事業所税は、一定規模以上の都市に限定して課税される地方税です。
その基準の一つが人口30万人です。
人口が多い都市では、企業や人が集中し、道路や上下水道などの都市インフラを整備するための特別な財政需要が生じるという考え方があります。
そのため、一定規模以上の都市で事業を行う企業などにも都市整備の費用を負担してもらう仕組みとして、事業所税が設けられています。
しかし、人口減少が続く日本では、この人口基準が新たな問題を生み始めています。
人口が30万人を下回ったとしても、道路や上下水道が突然なくなるわけではありません。
企業集積や昼間人口が大きく変わらない都市もあります。
それでも一定の要件を満たさなくなれば、事業所税の課税団体から外れる可能性があります。
人口という一つの数字で都市の財政需要を判断する仕組みが、人口減少時代にも適しているのかが問われ始めています。
人口30万人は都市規模を判断する分かりやすい基準
人口基準には大きなメリットがあります。
客観的で分かりやすいことです。
都市の財政需要を個別に調査し、この都市には事業所税が必要、この都市には必要ないと判断する仕組みにすれば、制度は非常に複雑になります。
これに対して人口であれば、国勢調査や住民基本台帳という客観的な統計があります。
一定の人口規模以上なら都市的な行政需要も大きいと考え、課税団体を決めることができます。
30万人という基準は、事業所税を課税する都市と課税しない都市の境界を明確にする役割を持っています。
人口30万人を境に行政需要が急変するわけではない
一方、人口基準には避けられない問題があります。
人口29万9999人の都市と30万人の都市で、行政需要が突然大きく変わるわけではありません。

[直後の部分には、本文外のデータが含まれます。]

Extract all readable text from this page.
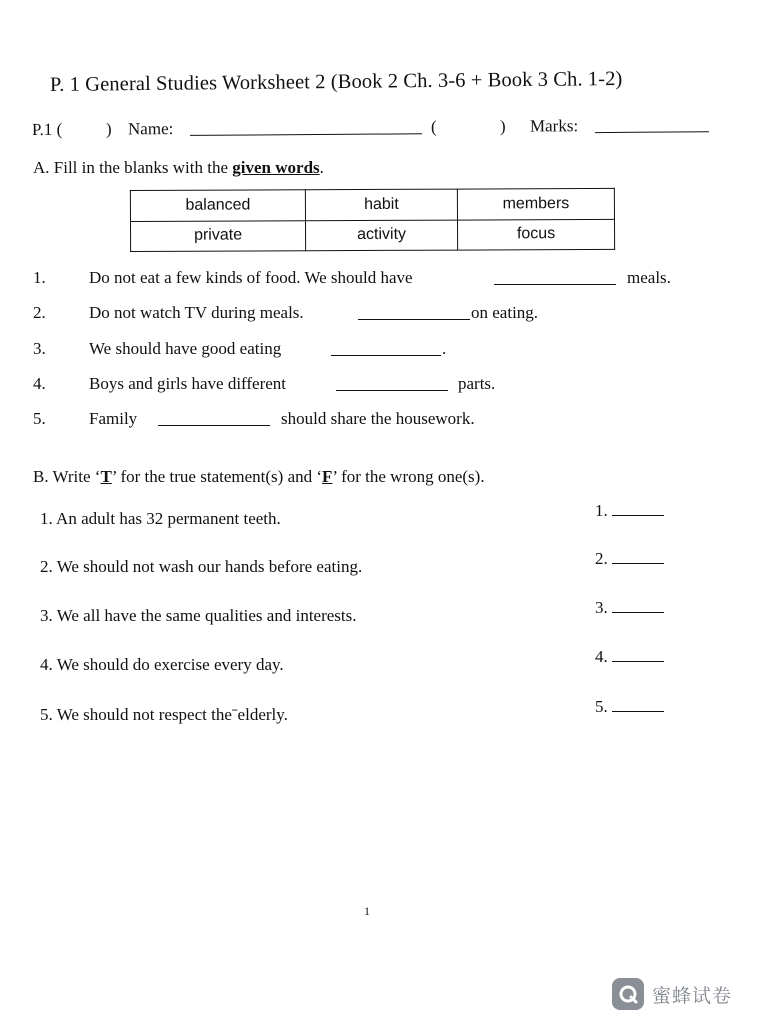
P. 1 General Studies Worksheet 2 (Book 2 Ch. 3-6 + Book 3 Ch. 1-2)
P.1 (	) Name:	(	) Marks:
A. Fill in the blanks with the given words.
balanced	habit	members
private	activity	focus
1.	Do not eat a few kinds of food. We should have	meals.
2.	Do not watch TV during meals.	on eating.
3.	We should have good eating	.
4.	Boys and girls have different	parts.
5.	Family	should share the housework.
B. Write ‘T’ for the true statement(s) and ‘F’ for the wrong one(s).
1. An adult has 32 permanent teeth.	1.
2. We should not wash our hands before eating.	2.
3. We all have the same qualities and interests.	3.
4. We should do exercise every day.	4.
5. We should not respect theˉelderly.	5.
1
蜜蜂试卷
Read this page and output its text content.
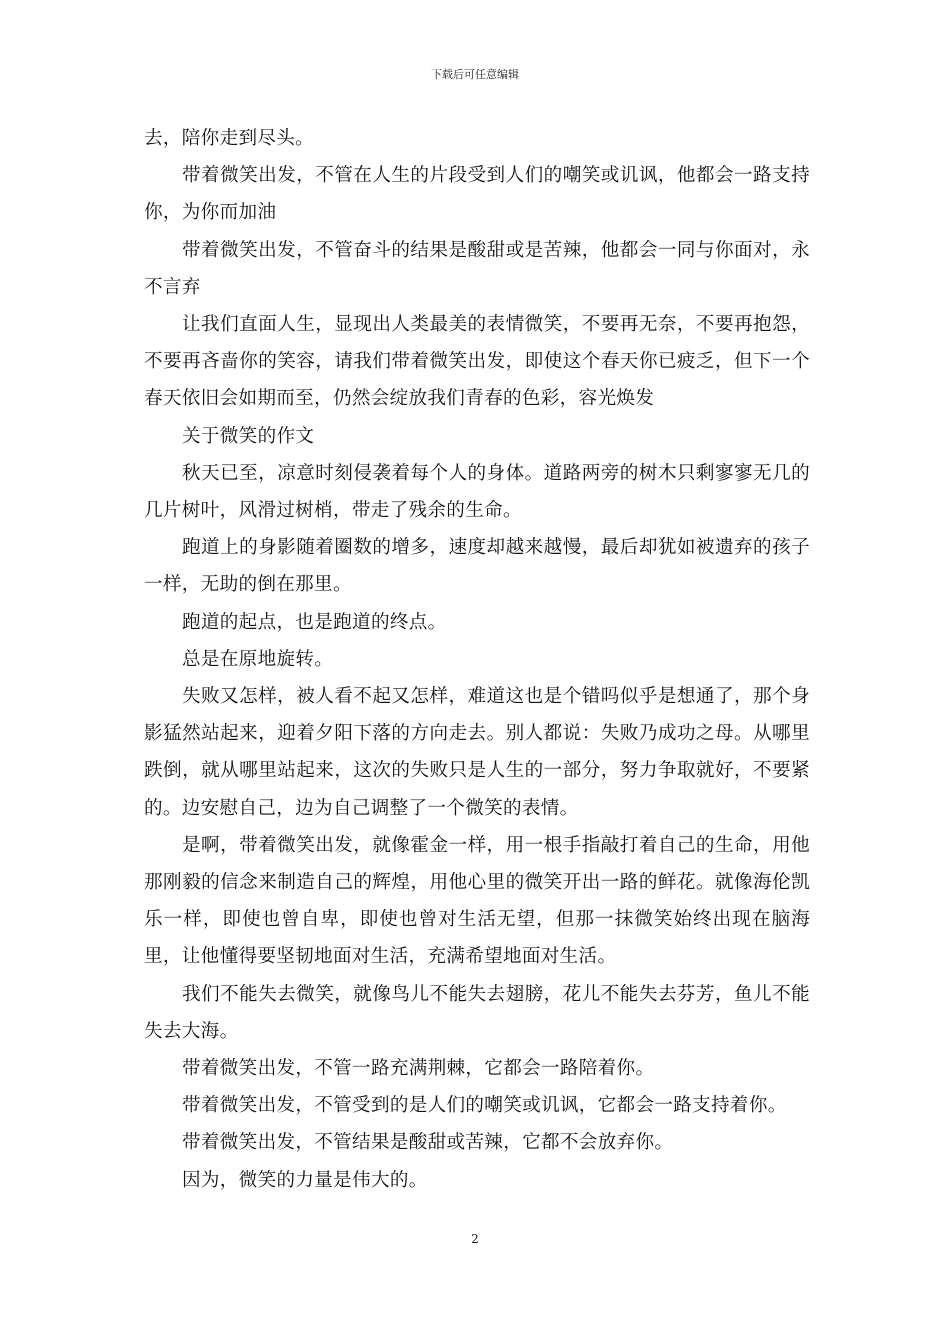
下载后可任意编辑

去，陪你走到尽头。

带着微笑出发，不管在人生的片段受到人们的嘲笑或讥讽，他都会一路支持你，为你而加油

带着微笑出发，不管奋斗的结果是酸甜或是苦辣，他都会一同与你面对，永不言弃

让我们直面人生，显现出人类最美的表情微笑，不要再无奈，不要再抱怨，不要再吝啬你的笑容，请我们带着微笑出发，即使这个春天你已疲乏，但下一个春天依旧会如期而至，仍然会绽放我们青春的色彩，容光焕发

关于微笑的作文

秋天已至，凉意时刻侵袭着每个人的身体。道路两旁的树木只剩寥寥无几的几片树叶，风滑过树梢，带走了残余的生命。

跑道上的身影随着圈数的增多，速度却越来越慢，最后却犹如被遗弃的孩子一样，无助的倒在那里。

跑道的起点，也是跑道的终点。

总是在原地旋转。

失败又怎样，被人看不起又怎样，难道这也是个错吗似乎是想通了，那个身影猛然站起来，迎着夕阳下落的方向走去。别人都说：失败乃成功之母。从哪里跌倒，就从哪里站起来，这次的失败只是人生的一部分，努力争取就好，不要紧的。边安慰自己，边为自己调整了一个微笑的表情。

是啊，带着微笑出发，就像霍金一样，用一根手指敲打着自己的生命，用他那刚毅的信念来制造自己的辉煌，用他心里的微笑开出一路的鲜花。就像海伦凯乐一样，即使也曾自卑，即使也曾对生活无望，但那一抹微笑始终出现在脑海里，让他懂得要坚韧地面对生活，充满希望地面对生活。

我们不能失去微笑，就像鸟儿不能失去翅膀，花儿不能失去芬芳，鱼儿不能失去大海。

带着微笑出发，不管一路充满荆棘，它都会一路陪着你。

带着微笑出发，不管受到的是人们的嘲笑或讥讽，它都会一路支持着你。

带着微笑出发，不管结果是酸甜或苦辣，它都不会放弃你。

因为，微笑的力量是伟大的。

2
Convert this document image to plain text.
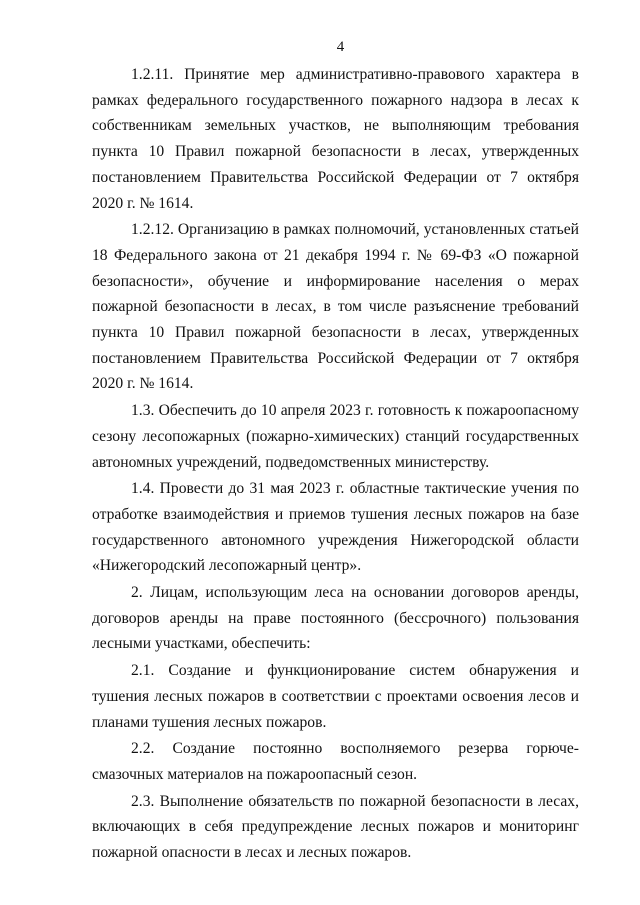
4

1.2.11. Принятие мер административно-правового характера в рамках федерального государственного пожарного надзора в лесах к собственникам земельных участков, не выполняющим требования пункта 10 Правил пожарной безопасности в лесах, утвержденных постановлением Правительства Российской Федерации от 7 октября 2020 г. № 1614.

1.2.12. Организацию в рамках полномочий, установленных статьей 18 Федерального закона от 21 декабря 1994 г. № 69-ФЗ «О пожарной безопасности», обучение и информирование населения о мерах пожарной безопасности в лесах, в том числе разъяснение требований пункта 10 Правил пожарной безопасности в лесах, утвержденных постановлением Правительства Российской Федерации от 7 октября 2020 г. № 1614.

1.3. Обеспечить до 10 апреля 2023 г. готовность к пожароопасному сезону лесопожарных (пожарно-химических) станций государственных автономных учреждений, подведомственных министерству.

1.4. Провести до 31 мая 2023 г. областные тактические учения по отработке взаимодействия и приемов тушения лесных пожаров на базе государственного автономного учреждения Нижегородской области «Нижегородский лесопожарный центр».

2. Лицам, использующим леса на основании договоров аренды, договоров аренды на праве постоянного (бессрочного) пользования лесными участками, обеспечить:

2.1. Создание и функционирование систем обнаружения и тушения лесных пожаров в соответствии с проектами освоения лесов и планами тушения лесных пожаров.

2.2. Создание постоянно восполняемого резерва горюче-смазочных материалов на пожароопасный сезон.

2.3. Выполнение обязательств по пожарной безопасности в лесах, включающих в себя предупреждение лесных пожаров и мониторинг пожарной опасности в лесах и лесных пожаров.
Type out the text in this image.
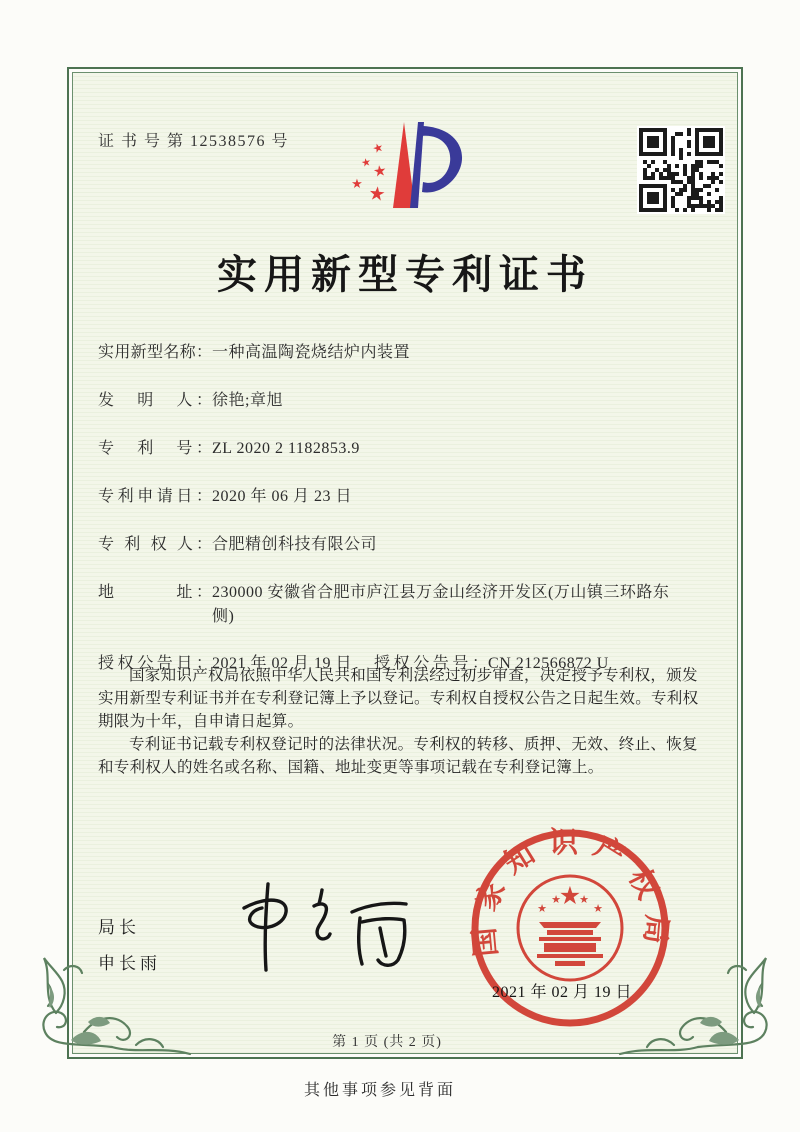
证 书 号 第 12538576 号	★
★
★
★ ★
实用新型专利证书
实用新型名称： 一种高温陶瓷烧结炉内装置
发　明　人： 徐艳;章旭
专　利　号： ZL 2020 2 1182853.9
专利申请日： 2020 年 06 月 23 日
专 利 权 人： 合肥精创科技有限公司
地　　　址： 230000 安徽省合肥市庐江县万金山经济开发区(万山镇三环路东侧)
授权公告日： 2021 年 02 月 19 日 授权公告号： CN 212566872 U

国家知识产权局依照中华人民共和国专利法经过初步审查，决定授予专利权，颁发实用新型专利证书并在专利登记簿上予以登记。专利权自授权公告之日起生效。专利权期限为十年，自申请日起算。

专利证书记载专利权登记时的法律状况。专利权的转移、质押、无效、终止、恢复和专利权人的姓名或名称、国籍、地址变更等事项记载在专利登记簿上。

局长
申长雨
国家知识产权局
★
★
★ ★
★
2021 年 02 月 19 日
第 1 页 (共 2 页)
其他事项参见背面
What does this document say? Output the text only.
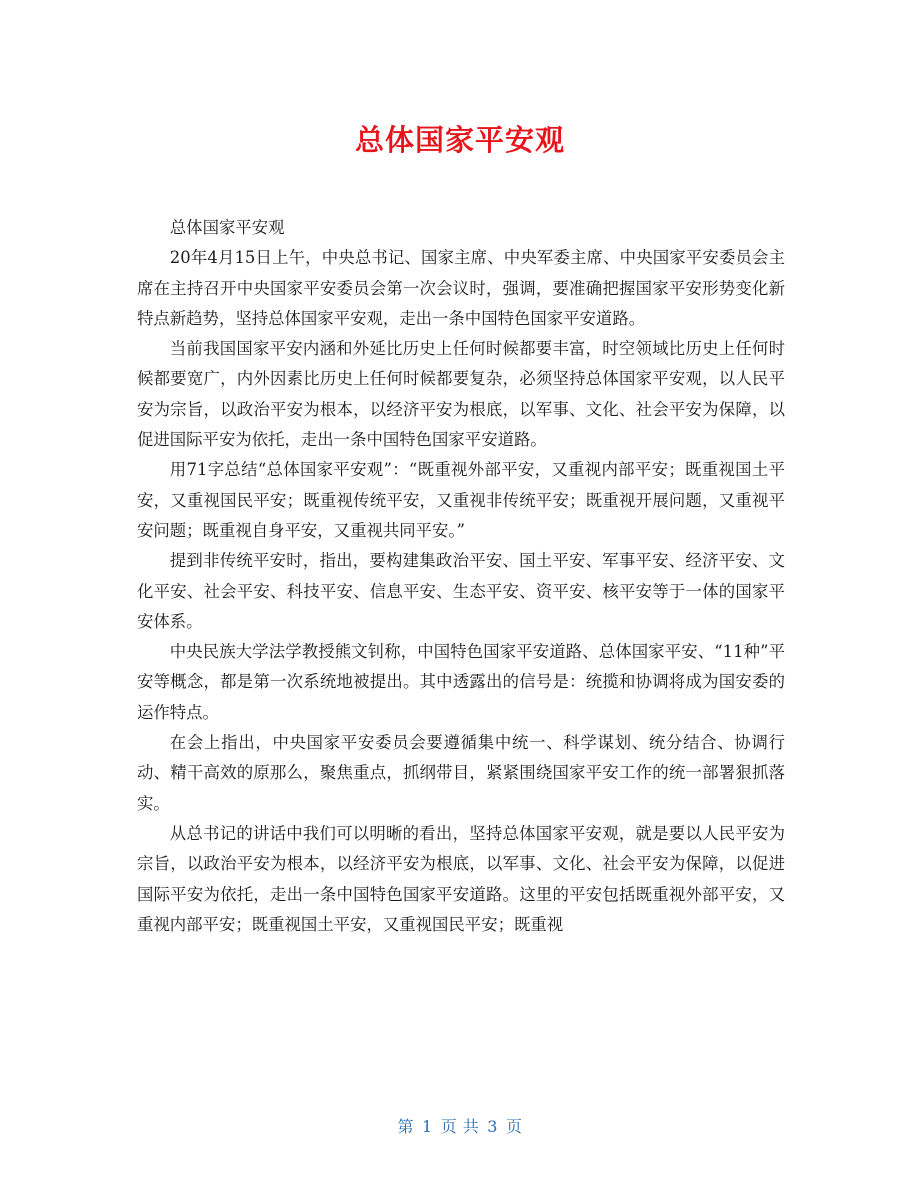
总体国家平安观

总体国家平安观

20年4月15日上午，中央总书记、国家主席、中央军委主席、中央国家平安委员会主席在主持召开中央国家平安委员会第一次会议时，强调，要准确把握国家平安形势变化新特点新趋势，坚持总体国家平安观，走出一条中国特色国家平安道路。

当前我国国家平安内涵和外延比历史上任何时候都要丰富，时空领域比历史上任何时候都要宽广，内外因素比历史上任何时候都要复杂，必须坚持总体国家平安观，以人民平安为宗旨，以政治平安为根本，以经济平安为根底，以军事、文化、社会平安为保障，以促进国际平安为依托，走出一条中国特色国家平安道路。

用71字总结“总体国家平安观”：“既重视外部平安，又重视内部平安；既重视国土平安，又重视国民平安；既重视传统平安，又重视非传统平安；既重视开展问题，又重视平安问题；既重视自身平安，又重视共同平安。”

提到非传统平安时，指出，要构建集政治平安、国土平安、军事平安、经济平安、文化平安、社会平安、科技平安、信息平安、生态平安、资平安、核平安等于一体的国家平安体系。

中央民族大学法学教授熊文钊称，中国特色国家平安道路、总体国家平安、“11种”平安等概念，都是第一次系统地被提出。其中透露出的信号是：统揽和协调将成为国安委的运作特点。

在会上指出，中央国家平安委员会要遵循集中统一、科学谋划、统分结合、协调行动、精干高效的原那么，聚焦重点，抓纲带目，紧紧围绕国家平安工作的统一部署狠抓落实。

从总书记的讲话中我们可以明晰的看出，坚持总体国家平安观，就是要以人民平安为宗旨，以政治平安为根本，以经济平安为根底，以军事、文化、社会平安为保障，以促进国际平安为依托，走出一条中国特色国家平安道路。这里的平安包括既重视外部平安，又重视内部平安；既重视国土平安，又重视国民平安；既重视

第 1 页 共 3 页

道路や上下水道の規模が、人口30万人を境として急激に変化するわけでもありません。
企業の数や事業所床面積についても同じです。
それでも制度上は一定の基準を設けなければならないため、境界線の前後で課税関係が変わる可能性があります。
人口が増加している時代には、それほど大きな問題として意識されなかったかもしれません。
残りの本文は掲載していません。